Penyampaian Laporan Keuangan, OPD Pemprov Banten Ditenggat Hingga 10 Januari

SERANG, (KB).- Pemerintah Provinsi (Pemprov) Banten menargetkan Laporan Keuangan Pemerintah Daerah (LKPD) 2019 bisa selesai tepat waktu. Oleh karena itu, seluruh organisasi perangkat daerah (OPD) ditenggat hingga 10 Januari untuk menyampaikan laporan keuangannya.

Hal tersebut disampaikan Kepala Badan Pengelolaan Keuangan dan Aset Daerah (BPKAD) Provinsi Banten Rina Dewiyanti saat memberikan arahan dalam kegiatan sosialisasi penyusunan LKPD TA 2019 di Aula Kantor Dinas PUPR Banten, KP3B, Kecamatan Curug, Kota Serang, Senin (6/1/2020).

Rina mengatakan, setiap OPD selaku entitas akuntansi mempunyai kewajiban menyelenggarakan akuntansi. Menyusun laporan keuangan untuk digabungkan pada entitas pelaporan.

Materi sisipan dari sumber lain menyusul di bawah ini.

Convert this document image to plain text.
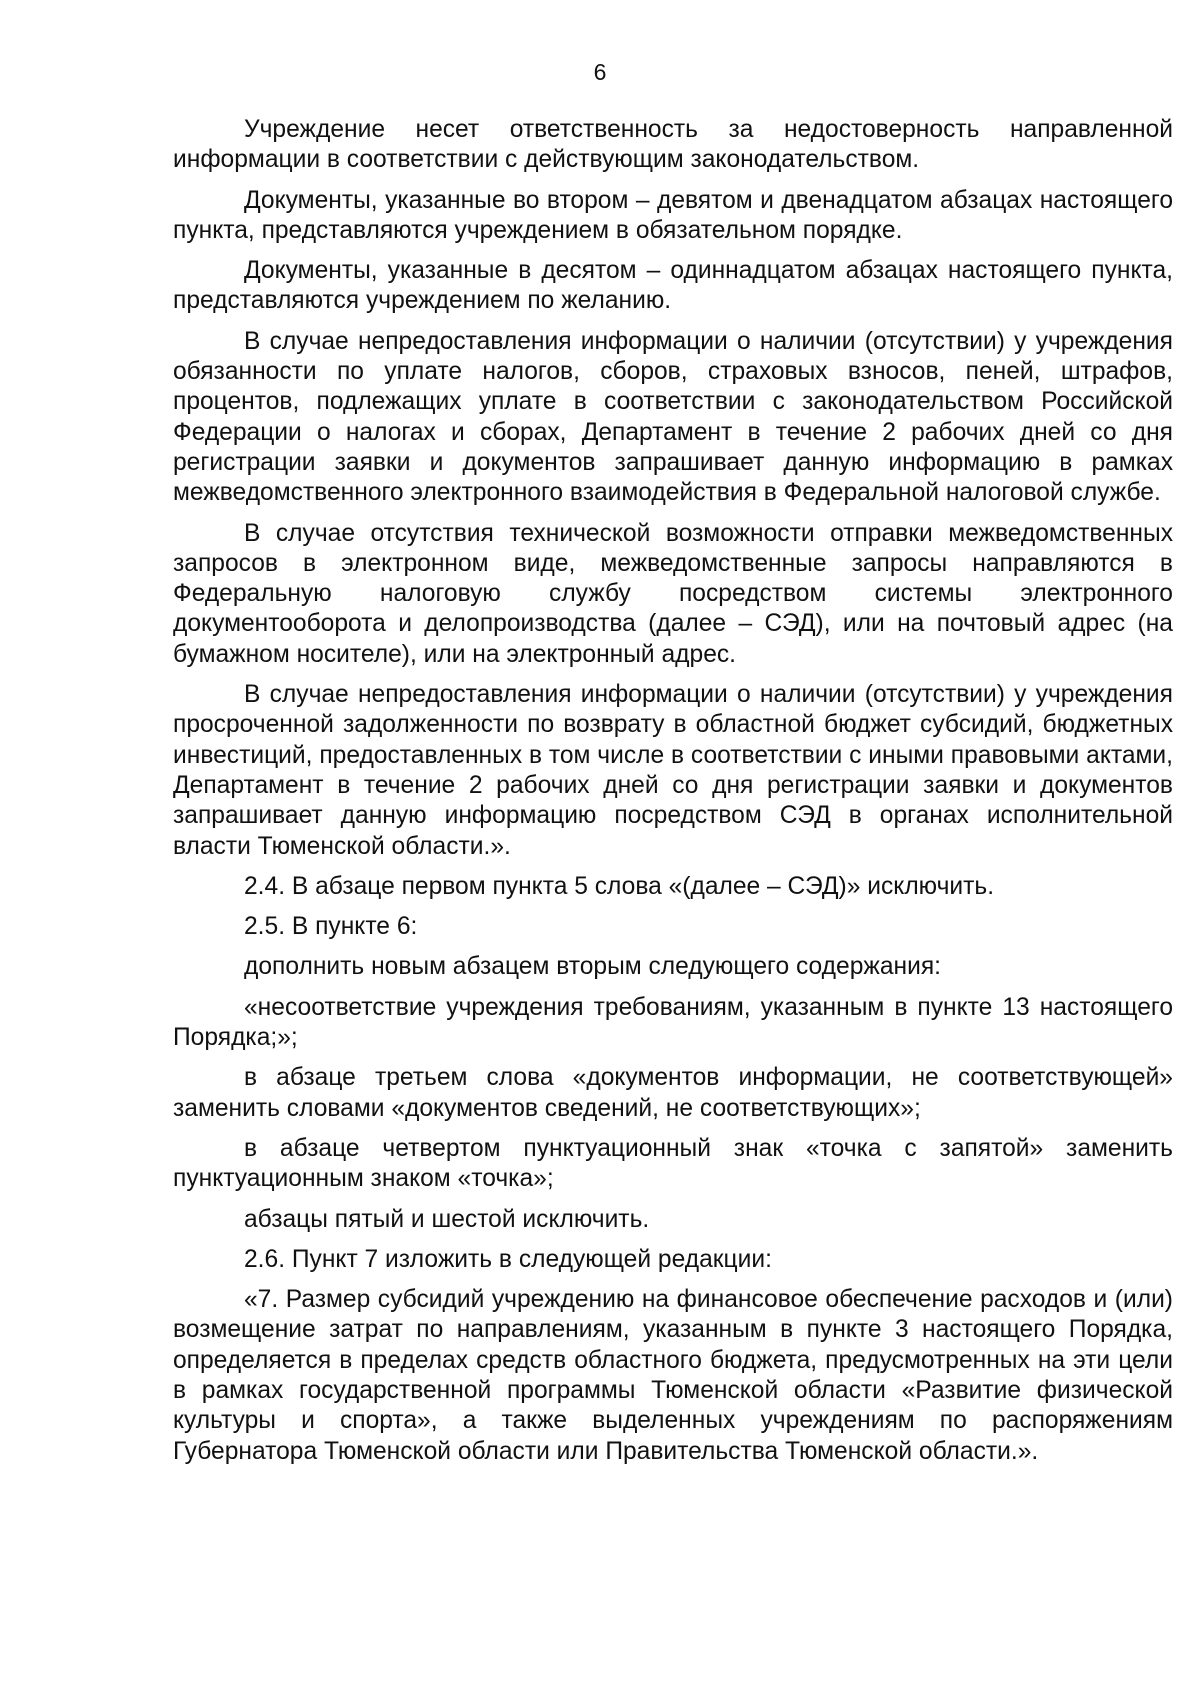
6

Учреждение несет ответственность за недостоверность направленной информации в соответствии с действующим законодательством.

Документы, указанные во втором – девятом и двенадцатом абзацах настоящего пункта, представляются учреждением в обязательном порядке.

Документы, указанные в десятом – одиннадцатом абзацах настоящего пункта, представляются учреждением по желанию.

В случае непредоставления информации о наличии (отсутствии) у учреждения обязанности по уплате налогов, сборов, страховых взносов, пеней, штрафов, процентов, подлежащих уплате в соответствии с законодательством Российской Федерации о налогах и сборах, Департамент в течение 2 рабочих дней со дня регистрации заявки и документов запрашивает данную информацию в рамках межведомственного электронного взаимодействия в Федеральной налоговой службе.

В случае отсутствия технической возможности отправки межведомственных запросов в электронном виде, межведомственные запросы направляются в Федеральную налоговую службу посредством системы электронного документооборота и делопроизводства (далее – СЭД), или на почтовый адрес (на бумажном носителе), или на электронный адрес.

В случае непредоставления информации о наличии (отсутствии) у учреждения просроченной задолженности по возврату в областной бюджет субсидий, бюджетных инвестиций, предоставленных в том числе в соответствии с иными правовыми актами, Департамент в течение 2 рабочих дней со дня регистрации заявки и документов запрашивает данную информацию посредством СЭД в органах исполнительной власти Тюменской области.».

2.4. В абзаце первом пункта 5 слова «(далее – СЭД)» исключить.

2.5. В пункте 6:

дополнить новым абзацем вторым следующего содержания:

«несоответствие учреждения требованиям, указанным в пункте 13 настоящего Порядка;»;

в абзаце третьем слова «документов информации, не соответствующей» заменить словами «документов сведений, не соответствующих»;

в абзаце четвертом пунктуационный знак «точка с запятой» заменить пунктуационным знаком «точка»;

абзацы пятый и шестой исключить.

2.6. Пункт 7 изложить в следующей редакции:

«7. Размер субсидий учреждению на финансовое обеспечение расходов и (или) возмещение затрат по направлениям, указанным в пункте 3 настоящего Порядка, определяется в пределах средств областного бюджета, предусмотренных на эти цели в рамках государственной программы Тюменской области «Развитие физической культуры и спорта», а также выделенных учреждениям по распоряжениям Губернатора Тюменской области или Правительства Тюменской области.».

“Berkaitan dengan penyusunan LKPD TA 2019, Bapak Gubernur menginstruksikan adanya percepatan penyelesaiannya yaitu dari sebelumnya tiga bulan menjadi satu bulan. Dengan kata lain, penyampaian LKPD TA 2019 kepada BPK (Badan Pemeriksa Keuangan) paling lambat pada 31 Januari 2020,” ujar mantan Kepala BPKAD Kabupaten Lebak ini.

Ia menuturkan, pemprov juga telah menerbitkan surat edaran Sekretaris Daerah Nomor 910/3277-BPKAD/2019 tertanggal 25 September 2019 perihal tenggat waktu tersebut.

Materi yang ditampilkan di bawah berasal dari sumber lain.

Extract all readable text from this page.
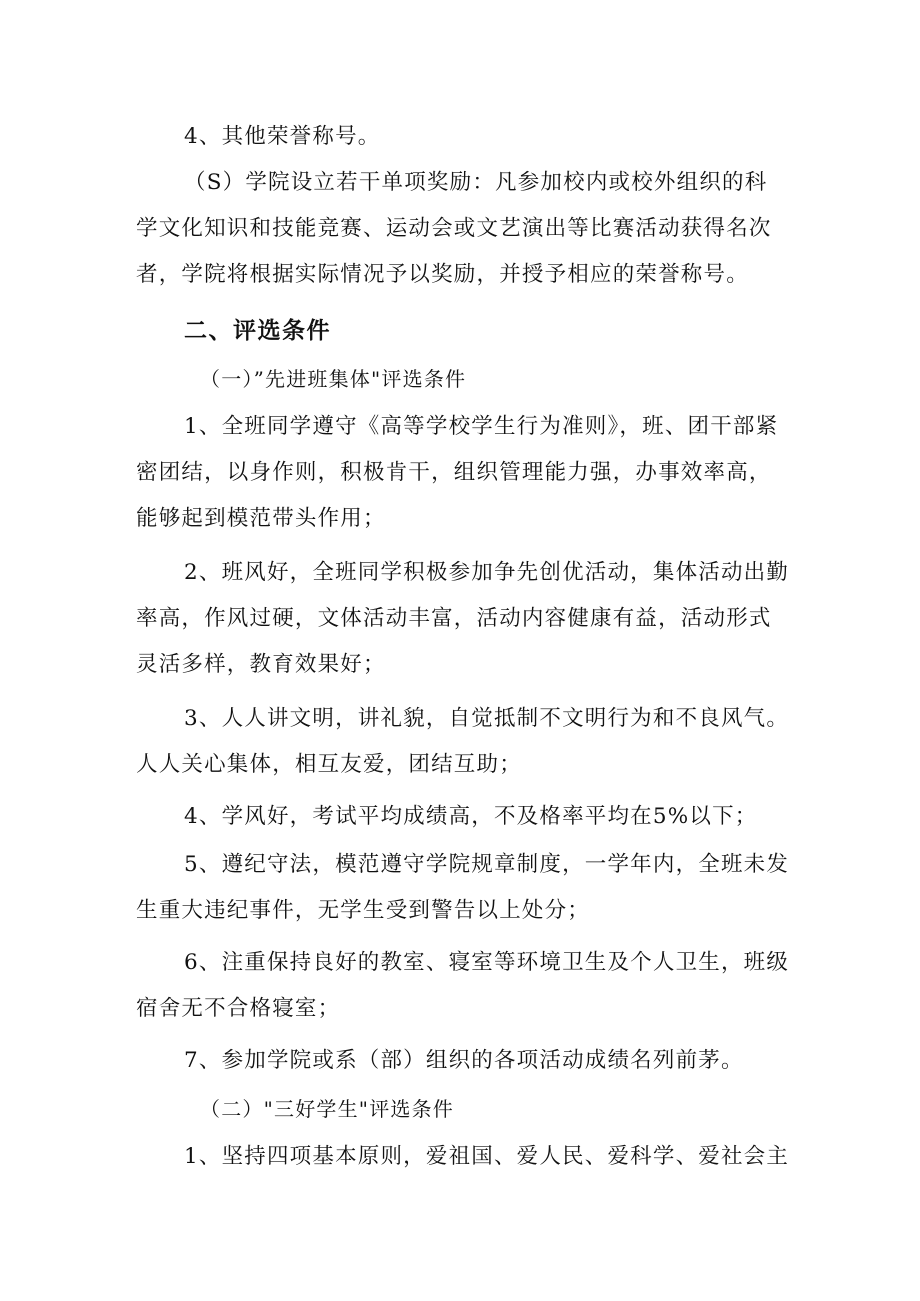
4、其他荣誉称号。

（S）学院设立若干单项奖励：凡参加校内或校外组织的科
学文化知识和技能竞赛、运动会或文艺演出等比赛活动获得名次
者，学院将根据实际情况予以奖励，并授予相应的荣誉称号。

二、评选条件

（一）”先进班集体"评选条件

1、全班同学遵守《高等学校学生行为准则》，班、团干部紧
密团结，以身作则，积极肯干，组织管理能力强，办事效率高，
能够起到模范带头作用；

2、班风好，全班同学积极参加争先创优活动，集体活动出勤
率高，作风过硬，文体活动丰富，活动内容健康有益，活动形式
灵活多样，教育效果好；

3、人人讲文明，讲礼貌，自觉抵制不文明行为和不良风气。
人人关心集体，相互友爱，团结互助；

4、学风好，考试平均成绩高，不及格率平均在5%以下；

5、遵纪守法，模范遵守学院规章制度，一学年内，全班未发
生重大违纪事件，无学生受到警告以上处分；

6、注重保持良好的教室、寝室等环境卫生及个人卫生，班级
宿舍无不合格寝室；

7、参加学院或系（部）组织的各项活动成绩名列前茅。

（二）"三好学生"评选条件

1、坚持四项基本原则，爱祖国、爱人民、爱科学、爱社会主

“Agar laporan keuangan akhir OPD tahun 2019 disampaikan melalui Pejabat Pengelola Keuangan Daerah (PPKD) paling lambat pada 10 Januari 2020,” ucapnya.

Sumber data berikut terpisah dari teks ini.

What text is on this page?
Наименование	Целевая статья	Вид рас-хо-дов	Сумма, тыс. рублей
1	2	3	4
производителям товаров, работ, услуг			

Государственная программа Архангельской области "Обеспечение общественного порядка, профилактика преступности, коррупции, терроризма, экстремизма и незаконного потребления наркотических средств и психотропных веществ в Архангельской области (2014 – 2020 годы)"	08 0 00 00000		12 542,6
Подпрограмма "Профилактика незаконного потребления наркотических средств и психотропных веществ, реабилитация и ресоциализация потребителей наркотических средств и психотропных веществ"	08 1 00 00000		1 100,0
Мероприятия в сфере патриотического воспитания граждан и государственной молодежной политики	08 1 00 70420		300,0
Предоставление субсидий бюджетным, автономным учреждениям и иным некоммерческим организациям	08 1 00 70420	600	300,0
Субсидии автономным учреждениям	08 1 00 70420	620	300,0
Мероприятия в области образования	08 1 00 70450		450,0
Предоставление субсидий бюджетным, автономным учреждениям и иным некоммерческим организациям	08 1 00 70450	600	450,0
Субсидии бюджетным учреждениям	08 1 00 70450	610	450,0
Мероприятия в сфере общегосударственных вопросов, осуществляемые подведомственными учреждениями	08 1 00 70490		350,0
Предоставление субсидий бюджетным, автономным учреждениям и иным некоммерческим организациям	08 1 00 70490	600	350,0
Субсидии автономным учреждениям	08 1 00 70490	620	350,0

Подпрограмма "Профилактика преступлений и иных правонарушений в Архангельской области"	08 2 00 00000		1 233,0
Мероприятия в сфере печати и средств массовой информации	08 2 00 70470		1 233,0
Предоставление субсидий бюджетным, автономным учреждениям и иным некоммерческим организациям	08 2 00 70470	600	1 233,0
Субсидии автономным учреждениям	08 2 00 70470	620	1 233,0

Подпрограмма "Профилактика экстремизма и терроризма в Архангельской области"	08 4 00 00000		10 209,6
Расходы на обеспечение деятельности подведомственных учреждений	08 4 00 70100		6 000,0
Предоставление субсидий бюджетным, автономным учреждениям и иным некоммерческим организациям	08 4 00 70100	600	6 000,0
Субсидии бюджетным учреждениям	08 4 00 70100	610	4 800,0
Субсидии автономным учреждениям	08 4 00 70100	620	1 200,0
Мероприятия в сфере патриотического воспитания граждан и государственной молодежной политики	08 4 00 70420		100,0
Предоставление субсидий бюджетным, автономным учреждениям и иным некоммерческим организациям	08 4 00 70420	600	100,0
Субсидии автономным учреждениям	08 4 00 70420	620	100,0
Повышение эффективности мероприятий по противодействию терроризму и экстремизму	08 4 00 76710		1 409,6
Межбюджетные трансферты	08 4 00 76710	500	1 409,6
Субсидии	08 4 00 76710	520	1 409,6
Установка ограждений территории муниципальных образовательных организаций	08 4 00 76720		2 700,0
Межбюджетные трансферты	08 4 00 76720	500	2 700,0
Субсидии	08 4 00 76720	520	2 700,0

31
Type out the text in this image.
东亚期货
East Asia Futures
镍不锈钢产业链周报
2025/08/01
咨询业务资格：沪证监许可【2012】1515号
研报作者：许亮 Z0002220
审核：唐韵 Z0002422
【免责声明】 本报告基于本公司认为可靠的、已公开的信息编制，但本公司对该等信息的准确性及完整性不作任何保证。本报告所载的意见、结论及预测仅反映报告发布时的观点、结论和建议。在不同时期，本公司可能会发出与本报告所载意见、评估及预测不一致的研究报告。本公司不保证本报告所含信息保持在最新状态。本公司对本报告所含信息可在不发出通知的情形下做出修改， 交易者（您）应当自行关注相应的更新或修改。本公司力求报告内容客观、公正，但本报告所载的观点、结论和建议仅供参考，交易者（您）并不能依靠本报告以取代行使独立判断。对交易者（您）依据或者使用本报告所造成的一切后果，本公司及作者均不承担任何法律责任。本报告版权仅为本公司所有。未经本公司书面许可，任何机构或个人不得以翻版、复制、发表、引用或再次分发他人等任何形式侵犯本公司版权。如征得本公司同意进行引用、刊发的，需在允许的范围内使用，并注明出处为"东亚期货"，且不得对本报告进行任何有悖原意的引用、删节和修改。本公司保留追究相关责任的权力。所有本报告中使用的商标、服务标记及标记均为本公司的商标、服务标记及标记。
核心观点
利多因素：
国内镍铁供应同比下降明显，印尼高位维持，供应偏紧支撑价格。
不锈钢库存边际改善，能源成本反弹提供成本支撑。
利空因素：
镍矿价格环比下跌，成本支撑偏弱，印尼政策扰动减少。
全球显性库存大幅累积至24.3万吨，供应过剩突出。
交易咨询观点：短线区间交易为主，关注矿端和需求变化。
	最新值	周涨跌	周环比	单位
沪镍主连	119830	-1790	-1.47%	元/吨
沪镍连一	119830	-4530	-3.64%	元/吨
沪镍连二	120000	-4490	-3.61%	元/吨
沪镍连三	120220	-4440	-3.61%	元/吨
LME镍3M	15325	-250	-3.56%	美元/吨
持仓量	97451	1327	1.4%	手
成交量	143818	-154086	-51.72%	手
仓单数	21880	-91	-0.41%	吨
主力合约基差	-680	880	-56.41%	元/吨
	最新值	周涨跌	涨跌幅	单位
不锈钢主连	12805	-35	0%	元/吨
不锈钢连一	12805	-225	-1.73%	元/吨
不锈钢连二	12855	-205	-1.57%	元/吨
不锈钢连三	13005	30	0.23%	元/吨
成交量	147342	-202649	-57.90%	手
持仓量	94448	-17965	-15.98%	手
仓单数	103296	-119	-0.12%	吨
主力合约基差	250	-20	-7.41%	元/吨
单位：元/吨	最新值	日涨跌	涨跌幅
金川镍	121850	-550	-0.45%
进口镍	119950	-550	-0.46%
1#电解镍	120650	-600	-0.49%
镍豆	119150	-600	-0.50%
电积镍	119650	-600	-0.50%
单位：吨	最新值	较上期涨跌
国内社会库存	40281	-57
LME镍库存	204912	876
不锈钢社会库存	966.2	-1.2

Ia menjelaskan, format laporan keuangan tersebut mengacu pada surat nomor 900.04/4122-BPKAD/2019 tentang penyusunan laporan keuangan akhir tahun 2019.

“Laporan keuangan terdiri atas laporan realisasi anggaran beserta lampiran, neraca beserta lampiran dan laporan operasional. Selanjutnya, laporan perubahan ekuitas, catatan atas laporan keuangan serta laporan kinerja OPD,” katanya.

Ia juga meminta agar komponen laporan keuangan tersebut harus disajikan secara memadai yaitu sesuai standar akuntansi pemerintah serta kebijakan akuntansi Provinsi Banten. Sehingga nantinya pengguna laporan keuangan mendapatkan informasi yang andal dan relevan tentang posisi keuangan maupun pelaksanaan anggaran.

Selain itu, dalam catatan atas laporan keuangan harus memuat informasi-informasi penting keuangan. Harus terdapat pengungkapan yang cukup, di antaranya penjelasan untuk kegiatan-kegiatan yang realisasinya di bawah 80 persen.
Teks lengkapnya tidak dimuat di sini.